I have found it cost more then most, but you get a better quality. Some cheaper brands have a few nice chunks on top of the bag and then really small crushed pieces and dust in the bottom.


----------



## bigfishtx (Jul 17, 2007)

Give them a try Keith and let us know!

If unsure, you may want to search the matter at bbqbretheren.com

They usually have some good discussions on various brands there.

I like lump charcoal for grilling but prefer Stubbs briquettes for smoking.


----------



## Capt. Bobby Hill (Mar 30, 2010)

been using B&B for years... seems to hold heat longer than other lump charcoal. You will like it.


----------



## K Man (Jun 21, 2012)

bigfishtx said:


> Give them a try Keith and let us know!
> 
> If unsure, you may want to search the matter at bbqbretheren.com
> 
> ...


I've used the competition lump logs twice already. Noticed it burns cleaner, hotter, and slightly longer than the regular lump. I was impressed and think mixing with your favorite smoking wood, B&B is on to something. I believe the cost is nearly the same. I've only found at Academy.


----------



## bigfishtx (Jul 17, 2007)

K Man said:


> I've used the competition lump logs twice already. Noticed it burns cleaner, hotter, and slightly longer than the regular lump. I was impressed and think mixing with your favorite smoking wood, B&B is on to something. I believe the cost is nearly the same. I've only found at Academy.


Good report.

I wonder who actually makes it for them?
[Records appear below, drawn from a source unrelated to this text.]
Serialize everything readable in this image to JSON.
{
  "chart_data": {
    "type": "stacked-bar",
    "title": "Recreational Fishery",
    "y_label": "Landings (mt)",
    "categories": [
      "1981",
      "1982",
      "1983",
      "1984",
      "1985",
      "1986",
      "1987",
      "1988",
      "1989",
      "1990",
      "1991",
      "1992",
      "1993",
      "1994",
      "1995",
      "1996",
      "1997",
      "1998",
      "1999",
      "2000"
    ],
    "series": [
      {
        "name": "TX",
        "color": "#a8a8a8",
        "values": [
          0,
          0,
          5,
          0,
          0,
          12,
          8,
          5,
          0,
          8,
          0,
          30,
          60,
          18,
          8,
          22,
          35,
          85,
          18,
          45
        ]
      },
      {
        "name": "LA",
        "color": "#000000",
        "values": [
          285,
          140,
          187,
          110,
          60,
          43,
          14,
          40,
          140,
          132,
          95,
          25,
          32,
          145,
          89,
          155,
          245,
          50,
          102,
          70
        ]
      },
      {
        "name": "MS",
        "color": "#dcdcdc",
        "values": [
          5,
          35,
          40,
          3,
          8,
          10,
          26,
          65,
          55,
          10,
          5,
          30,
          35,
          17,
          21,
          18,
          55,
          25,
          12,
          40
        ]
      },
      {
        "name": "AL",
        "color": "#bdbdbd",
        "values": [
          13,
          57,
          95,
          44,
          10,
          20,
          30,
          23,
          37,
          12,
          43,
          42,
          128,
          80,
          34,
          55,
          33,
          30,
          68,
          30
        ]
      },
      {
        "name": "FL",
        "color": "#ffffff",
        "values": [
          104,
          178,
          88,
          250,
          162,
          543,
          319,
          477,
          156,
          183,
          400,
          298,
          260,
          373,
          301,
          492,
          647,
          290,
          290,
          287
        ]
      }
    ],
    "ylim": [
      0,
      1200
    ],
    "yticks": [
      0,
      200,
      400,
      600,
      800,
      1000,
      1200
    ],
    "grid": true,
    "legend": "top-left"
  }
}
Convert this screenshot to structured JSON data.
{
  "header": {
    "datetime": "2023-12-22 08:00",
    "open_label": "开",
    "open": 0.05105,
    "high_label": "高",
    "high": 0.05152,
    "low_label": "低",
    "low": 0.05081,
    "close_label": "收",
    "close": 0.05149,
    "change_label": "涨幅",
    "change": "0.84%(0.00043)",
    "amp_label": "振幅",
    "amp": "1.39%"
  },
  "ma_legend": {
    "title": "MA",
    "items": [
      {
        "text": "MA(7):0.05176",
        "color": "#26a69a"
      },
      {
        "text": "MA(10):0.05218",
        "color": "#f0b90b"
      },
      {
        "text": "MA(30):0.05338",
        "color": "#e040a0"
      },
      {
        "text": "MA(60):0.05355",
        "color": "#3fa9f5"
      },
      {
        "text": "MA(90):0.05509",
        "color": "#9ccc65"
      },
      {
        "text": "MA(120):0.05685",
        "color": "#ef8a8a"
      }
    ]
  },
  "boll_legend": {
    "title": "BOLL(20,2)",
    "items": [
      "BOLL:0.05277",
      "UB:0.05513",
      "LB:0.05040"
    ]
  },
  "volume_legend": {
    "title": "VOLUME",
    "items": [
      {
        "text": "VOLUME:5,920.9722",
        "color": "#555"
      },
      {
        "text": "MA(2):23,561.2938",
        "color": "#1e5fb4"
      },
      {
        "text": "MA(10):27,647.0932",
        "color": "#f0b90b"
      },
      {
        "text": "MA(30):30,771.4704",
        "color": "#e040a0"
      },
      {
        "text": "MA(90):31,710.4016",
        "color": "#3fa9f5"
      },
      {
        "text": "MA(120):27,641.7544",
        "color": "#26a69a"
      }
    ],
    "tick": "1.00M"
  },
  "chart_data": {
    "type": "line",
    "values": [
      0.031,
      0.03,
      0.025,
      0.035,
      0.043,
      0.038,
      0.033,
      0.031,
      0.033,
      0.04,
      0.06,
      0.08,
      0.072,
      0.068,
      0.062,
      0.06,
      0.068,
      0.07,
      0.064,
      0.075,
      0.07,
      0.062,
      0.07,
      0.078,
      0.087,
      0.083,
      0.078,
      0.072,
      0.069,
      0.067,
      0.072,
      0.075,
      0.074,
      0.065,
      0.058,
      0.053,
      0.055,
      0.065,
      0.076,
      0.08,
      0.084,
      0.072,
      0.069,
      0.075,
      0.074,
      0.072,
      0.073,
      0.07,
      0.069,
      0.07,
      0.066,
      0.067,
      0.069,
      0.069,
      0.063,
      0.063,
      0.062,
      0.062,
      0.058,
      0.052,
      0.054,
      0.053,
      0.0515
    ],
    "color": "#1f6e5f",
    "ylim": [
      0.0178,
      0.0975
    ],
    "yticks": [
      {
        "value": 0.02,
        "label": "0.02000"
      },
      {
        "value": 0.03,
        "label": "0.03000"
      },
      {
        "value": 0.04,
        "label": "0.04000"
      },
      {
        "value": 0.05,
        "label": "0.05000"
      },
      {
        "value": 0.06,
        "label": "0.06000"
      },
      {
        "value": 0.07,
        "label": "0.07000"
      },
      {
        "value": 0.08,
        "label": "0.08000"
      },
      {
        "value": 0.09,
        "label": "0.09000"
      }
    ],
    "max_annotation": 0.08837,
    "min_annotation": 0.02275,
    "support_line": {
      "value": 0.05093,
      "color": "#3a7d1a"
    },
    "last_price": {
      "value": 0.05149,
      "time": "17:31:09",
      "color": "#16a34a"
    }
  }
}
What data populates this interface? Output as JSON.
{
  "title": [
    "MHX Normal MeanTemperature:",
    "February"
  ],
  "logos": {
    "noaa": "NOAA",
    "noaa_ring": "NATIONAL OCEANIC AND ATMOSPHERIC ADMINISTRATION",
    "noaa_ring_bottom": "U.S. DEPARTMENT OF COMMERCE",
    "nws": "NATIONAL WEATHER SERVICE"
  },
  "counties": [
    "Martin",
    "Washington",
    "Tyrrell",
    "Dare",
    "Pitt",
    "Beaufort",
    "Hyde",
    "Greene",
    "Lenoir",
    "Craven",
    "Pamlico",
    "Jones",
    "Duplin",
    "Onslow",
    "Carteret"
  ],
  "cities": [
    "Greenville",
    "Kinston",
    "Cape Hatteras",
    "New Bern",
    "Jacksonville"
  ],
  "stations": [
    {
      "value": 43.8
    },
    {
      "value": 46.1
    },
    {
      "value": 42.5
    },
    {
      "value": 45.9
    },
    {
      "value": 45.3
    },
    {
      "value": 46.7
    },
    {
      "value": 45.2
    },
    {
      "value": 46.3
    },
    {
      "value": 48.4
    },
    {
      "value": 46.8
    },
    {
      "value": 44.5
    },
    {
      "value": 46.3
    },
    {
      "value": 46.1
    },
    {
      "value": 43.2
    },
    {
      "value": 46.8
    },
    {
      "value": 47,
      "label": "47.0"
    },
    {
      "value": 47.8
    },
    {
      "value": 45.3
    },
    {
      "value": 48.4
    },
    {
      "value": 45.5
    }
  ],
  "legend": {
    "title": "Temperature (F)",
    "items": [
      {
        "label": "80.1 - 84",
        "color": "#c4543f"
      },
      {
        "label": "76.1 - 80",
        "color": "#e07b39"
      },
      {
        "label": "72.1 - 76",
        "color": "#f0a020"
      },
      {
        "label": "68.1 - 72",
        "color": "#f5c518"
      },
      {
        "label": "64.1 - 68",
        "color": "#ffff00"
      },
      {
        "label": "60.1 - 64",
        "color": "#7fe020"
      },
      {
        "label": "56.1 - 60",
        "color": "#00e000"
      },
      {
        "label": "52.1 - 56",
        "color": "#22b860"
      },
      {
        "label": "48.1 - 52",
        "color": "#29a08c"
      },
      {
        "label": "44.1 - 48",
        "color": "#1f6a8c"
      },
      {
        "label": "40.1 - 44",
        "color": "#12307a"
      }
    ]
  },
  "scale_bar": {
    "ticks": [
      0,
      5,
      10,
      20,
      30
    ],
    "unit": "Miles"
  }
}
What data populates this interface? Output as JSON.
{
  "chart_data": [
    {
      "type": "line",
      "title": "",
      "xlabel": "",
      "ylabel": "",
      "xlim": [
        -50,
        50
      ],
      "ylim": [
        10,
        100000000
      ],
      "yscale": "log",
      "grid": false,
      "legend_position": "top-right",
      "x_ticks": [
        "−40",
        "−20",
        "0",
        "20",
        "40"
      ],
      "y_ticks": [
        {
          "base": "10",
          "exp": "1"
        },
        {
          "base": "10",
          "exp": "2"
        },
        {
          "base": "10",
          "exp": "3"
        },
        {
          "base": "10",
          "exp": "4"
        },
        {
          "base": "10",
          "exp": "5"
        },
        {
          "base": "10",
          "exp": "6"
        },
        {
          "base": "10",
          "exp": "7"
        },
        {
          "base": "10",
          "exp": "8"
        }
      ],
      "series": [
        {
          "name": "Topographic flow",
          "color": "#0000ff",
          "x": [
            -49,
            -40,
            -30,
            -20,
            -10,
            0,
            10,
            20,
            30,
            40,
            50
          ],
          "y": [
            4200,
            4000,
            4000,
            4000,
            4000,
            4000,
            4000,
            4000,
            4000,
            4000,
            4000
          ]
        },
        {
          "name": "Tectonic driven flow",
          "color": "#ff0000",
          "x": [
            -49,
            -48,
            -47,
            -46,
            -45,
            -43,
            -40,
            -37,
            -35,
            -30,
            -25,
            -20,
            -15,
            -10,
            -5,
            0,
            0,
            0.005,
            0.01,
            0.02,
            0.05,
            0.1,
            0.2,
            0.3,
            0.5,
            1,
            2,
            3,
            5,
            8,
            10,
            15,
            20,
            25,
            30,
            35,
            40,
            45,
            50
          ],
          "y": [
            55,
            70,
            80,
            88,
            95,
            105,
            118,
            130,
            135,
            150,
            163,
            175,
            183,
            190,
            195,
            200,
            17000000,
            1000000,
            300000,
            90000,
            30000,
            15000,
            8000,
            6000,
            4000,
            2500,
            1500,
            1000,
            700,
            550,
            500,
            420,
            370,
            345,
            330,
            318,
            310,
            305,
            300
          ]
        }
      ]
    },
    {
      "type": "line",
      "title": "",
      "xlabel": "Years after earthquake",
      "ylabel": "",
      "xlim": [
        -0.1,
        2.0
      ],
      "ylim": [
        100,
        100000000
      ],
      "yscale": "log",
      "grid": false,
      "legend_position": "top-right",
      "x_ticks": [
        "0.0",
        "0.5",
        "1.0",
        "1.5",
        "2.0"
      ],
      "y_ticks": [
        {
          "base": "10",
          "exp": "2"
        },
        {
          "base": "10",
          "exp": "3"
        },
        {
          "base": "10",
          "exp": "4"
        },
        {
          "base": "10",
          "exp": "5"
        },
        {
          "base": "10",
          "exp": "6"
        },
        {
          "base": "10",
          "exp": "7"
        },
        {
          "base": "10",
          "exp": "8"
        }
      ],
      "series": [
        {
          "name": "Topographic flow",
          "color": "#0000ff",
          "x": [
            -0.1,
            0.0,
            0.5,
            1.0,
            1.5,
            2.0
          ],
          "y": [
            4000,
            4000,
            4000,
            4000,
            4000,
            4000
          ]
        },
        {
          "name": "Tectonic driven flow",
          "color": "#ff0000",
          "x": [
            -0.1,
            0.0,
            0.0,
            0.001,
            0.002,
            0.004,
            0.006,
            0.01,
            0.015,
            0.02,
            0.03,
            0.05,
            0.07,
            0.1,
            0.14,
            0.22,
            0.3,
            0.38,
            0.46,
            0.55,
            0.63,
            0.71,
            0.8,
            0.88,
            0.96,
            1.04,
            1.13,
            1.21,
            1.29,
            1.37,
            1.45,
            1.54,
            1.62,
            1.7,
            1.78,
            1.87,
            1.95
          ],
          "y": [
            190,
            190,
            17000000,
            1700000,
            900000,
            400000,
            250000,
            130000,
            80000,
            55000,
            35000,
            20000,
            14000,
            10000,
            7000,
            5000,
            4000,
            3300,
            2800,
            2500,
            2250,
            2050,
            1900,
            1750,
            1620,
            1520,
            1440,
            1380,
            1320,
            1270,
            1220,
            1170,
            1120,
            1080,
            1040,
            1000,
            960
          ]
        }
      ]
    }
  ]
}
There are probably other brands out there made by the same MFGR.

I have been told not to use lump charcoal in my cabinet smoker, but, I may have to try it now.


----------



## jtburf (May 26, 2004)

Check out this review link.

http://api.viglink.com/api/click?fo...ttp://www.nakedwhiz.com/lumpindexpage.htm?bag

Joh


----------



## manintheboat (Jun 1, 2004)

I think all of those Naked Whiz charcoal reviews are several years old. I wish they kept up at it.


----------



## kcliff (Dec 18, 2004)

I was using royal oak and bge lump then I couldn't get either so I "settled" on b&b. So far I Am impressed. I have only used the academy stuff but it was quality and didn't have a bunch of dust. It did pop a bunch but I can love with that. Food tasted great and for a fraction of bge which tends to have a bunch of dust.


----------



## kris_tx (May 24, 2004)

I used B and B before, seems to be a good product. I've been using royal oak lump,lately, which is supposed to be same as BGE brand.


----------



## Big Guns 1971 (Nov 7, 2013)

Rockwood is the only brand that I will ever use again. The B&B had an off odor to me. I'm very particular about my wood and charcoal though.


----------



## Tall1 (Aug 3, 2009)

Another selling point-B&B is a Texas company. Right down I-10 in Weimar


Sent from my iPhone using Tapatalk


----------



## popo1984 (Apr 2, 2009)

Got some today to run in my UDS. I'll see how it goes


----------



## Neck-deep (Jun 27, 2007)

I've used both the competition and the lump oak. In my opinion the lump oak charcoal lasted longer. The competition will also make a heck of a lot of ash in the end. It's good, but I'll stick with lump oak. I'm really liking the hickory lump oak charcoal as well (green bag).

Side note about royal oak. It's good but has less big chunky pieces than the B&B with a lot of charcoal dust mixed in (I guess this is why the price is less) and it has a lot of charcoal dust too. hahaha.


----------



## Charlie in TX (May 4, 2012)

I bought http://www.academy.com/shop/pdp/bb-competition-char-log#repChildCatid=3550494 a couple weeks ago. It is charcoal but is 'log' for instead of bricket. The logs are about the size of an OFF can with a hole running thru the center. It was a bit tough to get going with an electric starter. I had to add some brickets on top. One going it did well cooking pork tenderloin.


----------